Restrict quarantined callers to read-only
[[tools.policy.rules]]
effect = "deny"
tool = "shell"
trust_level = "quarantined"
[[tools.policy.rules]]
effect = "allow"
tool = "file_read"
trust_level = "quarantined"
paths = ["/tmp/*", "/home/*"]
Wiring Order
PolicyGateExecutor ← outermost (policy check)

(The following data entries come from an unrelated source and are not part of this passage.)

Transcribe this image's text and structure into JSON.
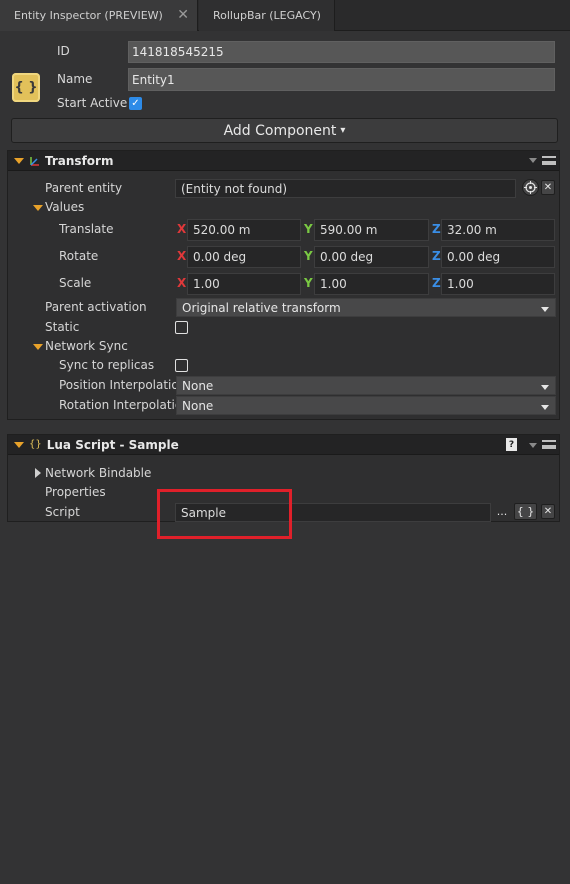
{
  "tabs": [
    {
      "label": "Entity Inspector (PREVIEW)",
      "close": "✕"
    },
    {
      "label": "RollupBar (LEGACY)"
    }
  ],
  "entity": {
    "id_label": "ID",
    "id_value": "141818545215",
    "name_label": "Name",
    "name_value": "Entity1",
    "start_active_label": "Start Active",
    "start_active_checked": true,
    "icon_glyph": "{ }"
  },
  "add_component": {
    "label": "Add Component",
    "caret": "▾"
  },
  "transform": {
    "title": "Transform",
    "parent_entity_label": "Parent entity",
    "parent_entity_value": "(Entity not found)",
    "values_label": "Values",
    "translate_label": "Translate",
    "translate": {
      "x": "520.00 m",
      "y": "590.00 m",
      "z": "32.00 m"
    },
    "rotate_label": "Rotate",
    "rotate": {
      "x": "0.00 deg",
      "y": "0.00 deg",
      "z": "0.00 deg"
    },
    "scale_label": "Scale",
    "scale": {
      "x": "1.00",
      "y": "1.00",
      "z": "1.00"
    },
    "parent_activation_label": "Parent activation",
    "parent_activation_value": "Original relative transform",
    "static_label": "Static",
    "network_sync_label": "Network Sync",
    "sync_replicas_label": "Sync to replicas",
    "position_interp_label": "Position Interpolation",
    "position_interp_value": "None",
    "rotation_interp_label": "Rotation Interpolation",
    "rotation_interp_value": "None"
  },
  "axes": {
    "x": "X",
    "y": "Y",
    "z": "Z"
  },
  "axis_colors": {
    "x": "#e0383a",
    "y": "#7ac943",
    "z": "#3a8ee6"
  },
  "lua": {
    "title": "Lua Script - Sample",
    "title_icon": "{}",
    "help": "?",
    "network_bindable_label": "Network Bindable",
    "properties_label": "Properties",
    "script_label": "Script",
    "script_value": "Sample",
    "browse_label": "...",
    "edit_label": "{ }",
    "clear_label": "✕"
  },
  "colors": {
    "accent_orange": "#e8a22a",
    "highlight_red": "#e0202a",
    "checkbox_blue": "#2d8be8"
  }
}
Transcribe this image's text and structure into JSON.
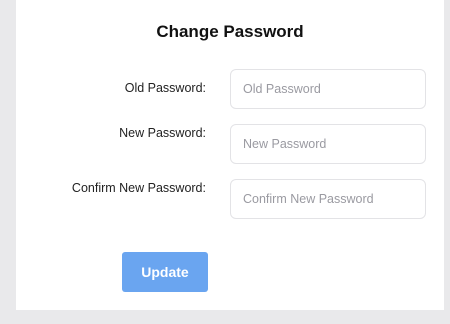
{
  "form": {
    "title": "Change Password",
    "fields": [
      {
        "label": "Old Password:",
        "value": "",
        "placeholder": "Old Password"
      },
      {
        "label": "New Password:",
        "value": "",
        "placeholder": "New Password"
      },
      {
        "label": "Confirm New Password:",
        "value": "",
        "placeholder": "Confirm New Password"
      }
    ],
    "submit_label": "Update"
  },
  "colors": {
    "page_background": "#e9e9eb",
    "card_background": "#ffffff",
    "button_background": "#6aa5f0",
    "button_text": "#ffffff",
    "field_border": "#e3e3e6",
    "placeholder_text": "#9a9aa1"
  }
}
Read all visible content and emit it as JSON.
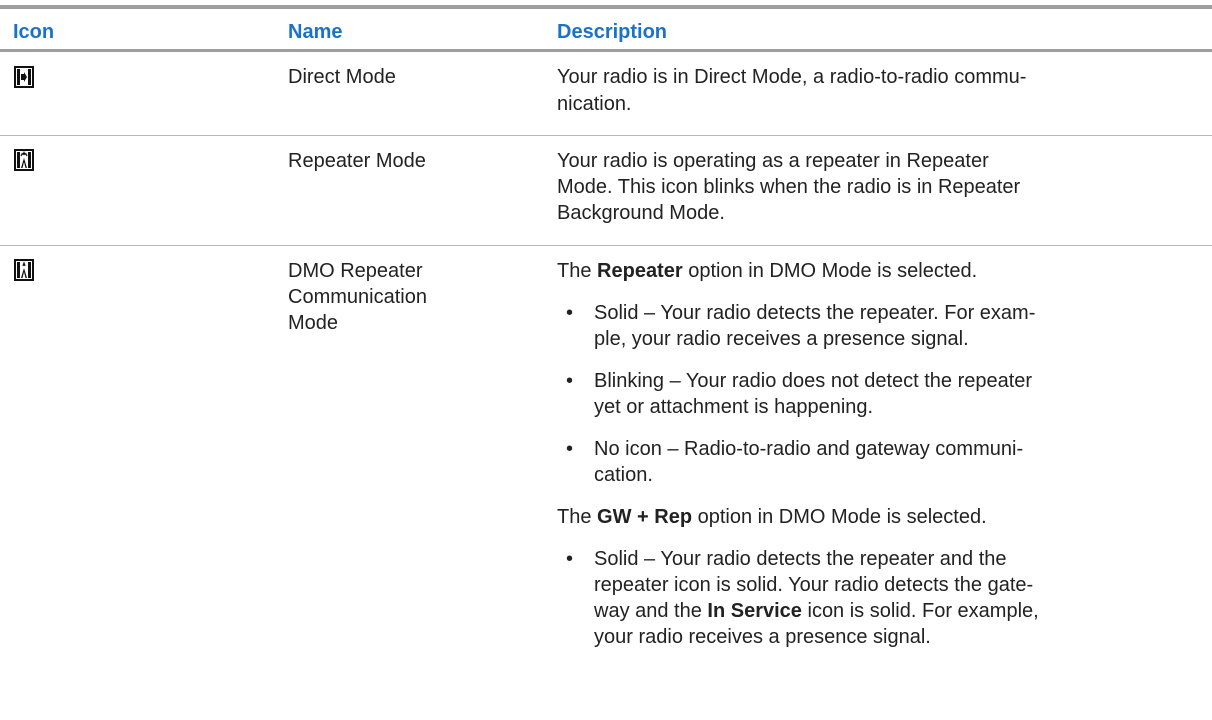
{
  "table": {
    "headers": {
      "icon": "Icon",
      "name": "Name",
      "description": "Description"
    },
    "rows": [
      {
        "icon": "direct-mode-icon",
        "name": "Direct Mode",
        "description_line1": "Your radio is in Direct Mode, a radio-to-radio commu-",
        "description_line2": "nication."
      },
      {
        "icon": "repeater-mode-icon",
        "name": "Repeater Mode",
        "description_line1": "Your radio is operating as a repeater in Repeater",
        "description_line2": "Mode. This icon blinks when the radio is in Repeater",
        "description_line3": "Background Mode."
      },
      {
        "icon": "dmo-repeater-communication-mode-icon",
        "name_line1": "DMO Repeater",
        "name_line2": "Communication",
        "name_line3": "Mode",
        "intro1_pre": "The ",
        "intro1_bold": "Repeater",
        "intro1_post": " option in DMO Mode is selected.",
        "bullets1": [
          {
            "line1": "Solid – Your radio detects the repeater. For exam-",
            "line2": "ple, your radio receives a presence signal."
          },
          {
            "line1": "Blinking – Your radio does not detect the repeater",
            "line2": "yet or attachment is happening."
          },
          {
            "line1": "No icon – Radio-to-radio and gateway communi-",
            "line2": "cation."
          }
        ],
        "intro2_pre": "The ",
        "intro2_bold": "GW + Rep",
        "intro2_post": " option in DMO Mode is selected.",
        "bullet2": {
          "line1": "Solid – Your radio detects the repeater and the",
          "line2": "repeater icon is solid. Your radio detects the gate-",
          "line3_pre": "way and the ",
          "line3_bold": "In Service",
          "line3_post": " icon is solid. For example,",
          "line4": "your radio receives a presence signal."
        },
        "bullet_char": "•"
      }
    ]
  }
}
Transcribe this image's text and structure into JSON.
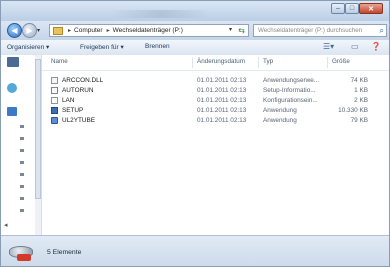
{
  "window": {
    "caption_buttons": {
      "minimize": "–",
      "maximize": "□",
      "close": "✕"
    }
  },
  "address": {
    "breadcrumbs": [
      "Computer",
      "Wechseldatenträger (P:)"
    ],
    "search_placeholder": "Wechseldatenträger (P:) durchsuchen"
  },
  "toolbar": {
    "organize": "Organisieren ▾",
    "share": "Freigeben für ▾",
    "burn": "Brennen"
  },
  "columns": {
    "name": "Name",
    "modified": "Änderungsdatum",
    "type": "Typ",
    "size": "Größe"
  },
  "files": [
    {
      "name": "ARCCON.DLL",
      "modified": "01.01.2011 02:13",
      "type": "Anwendungserwe...",
      "size": "74 KB",
      "icon": "dll-file-icon"
    },
    {
      "name": "AUTORUN",
      "modified": "01.01.2011 02:13",
      "type": "Setup-Informatio...",
      "size": "1 KB",
      "icon": "setup-info-file-icon"
    },
    {
      "name": "LAN",
      "modified": "01.01.2011 02:13",
      "type": "Konfigurationsein...",
      "size": "2 KB",
      "icon": "config-file-icon"
    },
    {
      "name": "SETUP",
      "modified": "01.01.2011 02:13",
      "type": "Anwendung",
      "size": "10.330 KB",
      "icon": "setup-app-icon"
    },
    {
      "name": "UL2YTUBE",
      "modified": "01.01.2011 02:13",
      "type": "Anwendung",
      "size": "79 KB",
      "icon": "ul2ytube-app-icon"
    }
  ],
  "status": {
    "count_text": "5 Elemente"
  },
  "colors": {
    "window_frame": "#cfd9e6",
    "close_red": "#c2452b",
    "header_text": "#4c607a"
  }
}
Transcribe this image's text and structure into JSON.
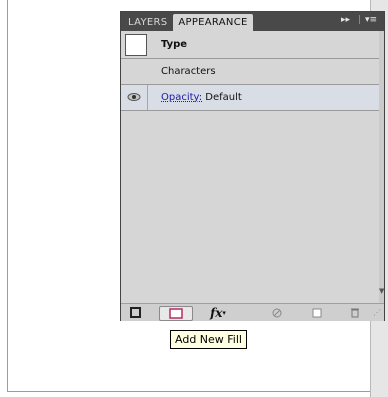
{
  "panel": {
    "tabs": [
      {
        "label": "LAYERS"
      },
      {
        "label": "APPEARANCE"
      }
    ],
    "controls": {
      "collapse": "▸▸",
      "menu": "▾≡"
    },
    "rows": [
      {
        "label": "Type"
      },
      {
        "label": "Characters"
      },
      {
        "label_prefix": "Opacity:",
        "label_value": "Default"
      }
    ],
    "bottom_bar": {
      "fx_label": "fx"
    }
  },
  "tooltip": {
    "text": "Add New Fill"
  },
  "colors": {
    "panel_bg": "#d6d6d6",
    "tab_bar_bg": "#494949",
    "link": "#1a1aa6",
    "tooltip_bg": "#ffffe1"
  }
}
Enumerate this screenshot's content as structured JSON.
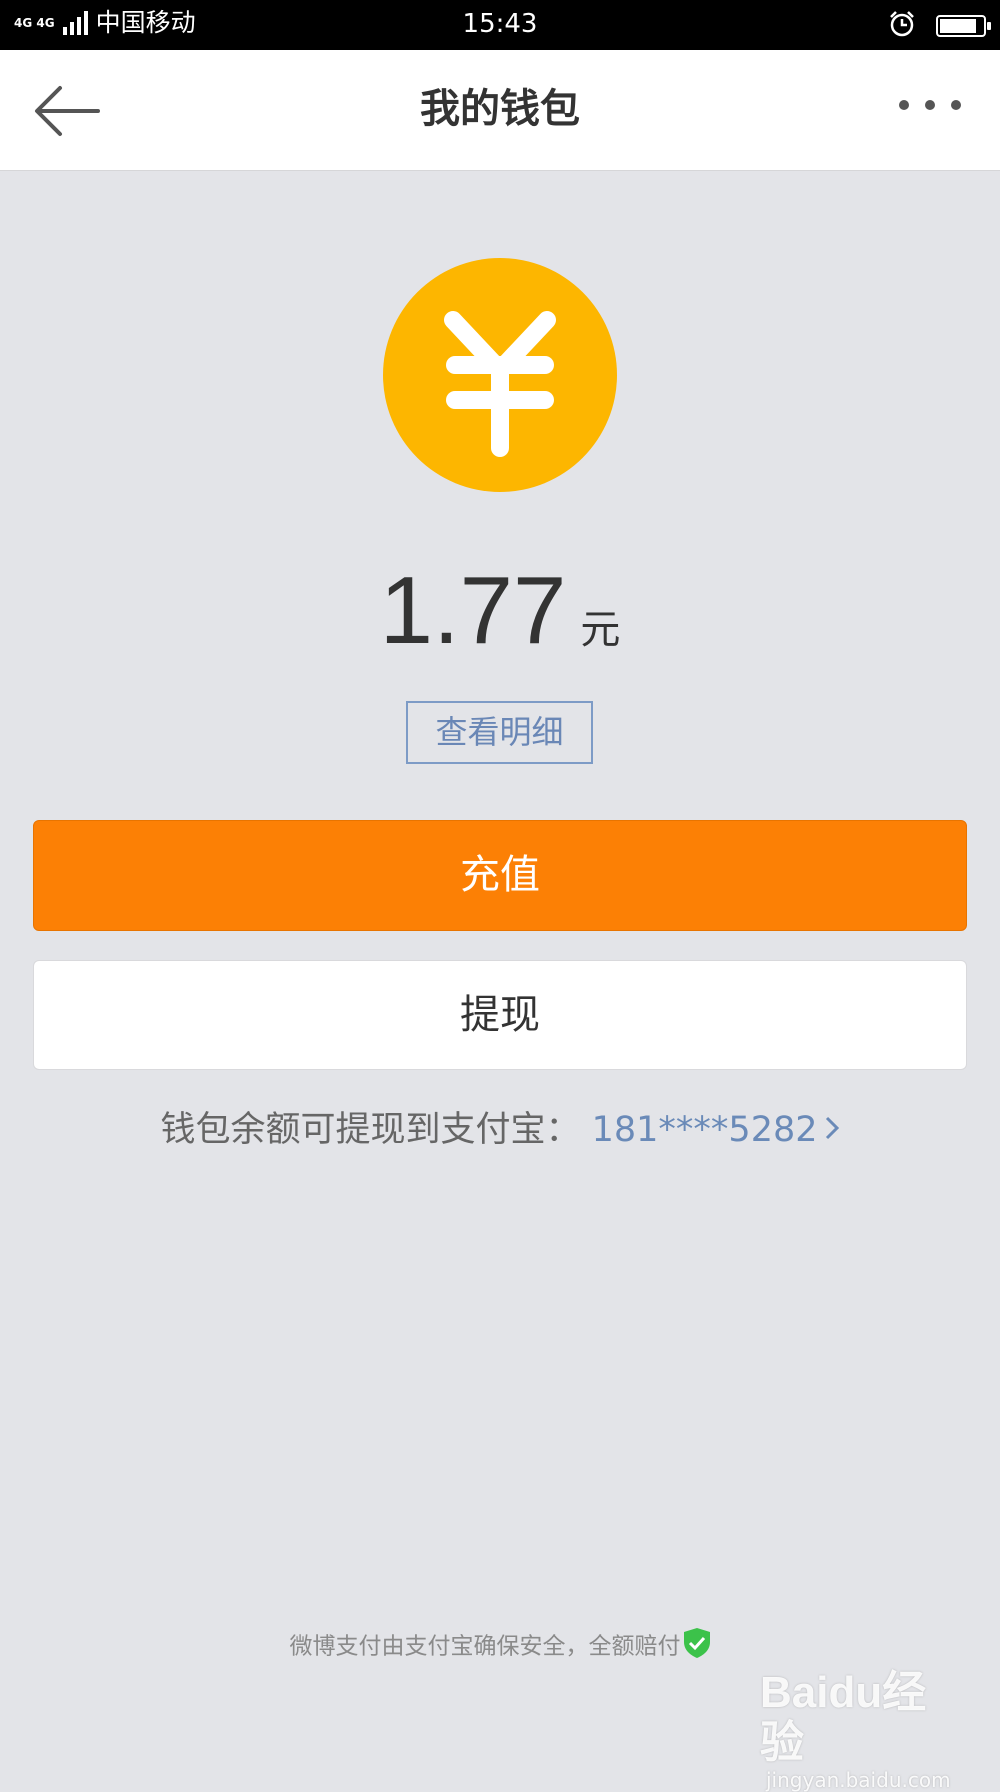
{
  "status_bar": {
    "network": "4G 4G",
    "carrier": "中国移动",
    "time": "15:43",
    "battery_level": 0.85
  },
  "nav": {
    "title": "我的钱包"
  },
  "wallet": {
    "currency_symbol": "¥",
    "balance": "1.77",
    "unit": "元",
    "detail_button": "查看明细",
    "recharge_button": "充值",
    "withdraw_button": "提现",
    "alipay_text": "钱包余额可提现到支付宝：",
    "alipay_account": "181****5282"
  },
  "footer": {
    "security_note": "微博支付由支付宝确保安全，全额赔付"
  },
  "watermark": {
    "logo": "Baidu经验",
    "url": "jingyan.baidu.com"
  },
  "colors": {
    "background": "#e3e4e8",
    "coin": "#fdb600",
    "recharge": "#fc8005",
    "link": "#6a8ab8",
    "shield": "#3cc24a"
  }
}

└─ TrustGateExecutor ← trust level enforcement
└─ CompositeExecutor
└─ ShellExecutor / FileExecutor / ...
Policy is checked before trust level gating. A deny decision short-circuits the entire chain.
Audit Logging
When an [tools.audit] logger is attached, every policy decision (allow and deny) is recorded with timestamp, tool name, truncated params, and result. Deny entries include the full rule trace in the reason field — this trace is never sent to the LLM.
[tools.audit]
enabled = true
destination = ".zeph/audit.jsonl"
OAP Authorization Config
A separate [tools.authorization] section provides a supplementary authorization layer that sits alongside the policy enforcer. Unlike the inline [[tools.policy.rules]], authorization rules are merged into PolicyEnforcer at startup after policy rules (policy takes precedence). This lets you split operational rules (in [tools.policy]) from access-control rules (in [tools.authorization]) across different config files or config management systems.
[tools.authorization]
enabled = true
[[tools.authorization.rules]]
effect = "deny"
tool = "bash"
args_match = ".*sudo.*"
[[tools.authorization.rules]]
effect = "allow"
tool = "read"
paths = ["/home/user/*"]
Rule fields are identical to [[tools.policy.rules]]. The capabilities field on PolicyRuleConfig is reserved for future use when tools expose structured capability metadata (M4).
Note
Authorization rules do not replace policy rules — they extend them. The wiring order is:
[tools.policy.rules]first, then[tools.authorization.rules]. First-match-wins semantics apply across the merged set.
Migrate Config
When upgrading from a config that predates policy enforcer support, run:
zeph --migrate-config --in-place
This adds [tools.policy] with enabled = false as a commented-out block so you can discover and enable it without manual editing.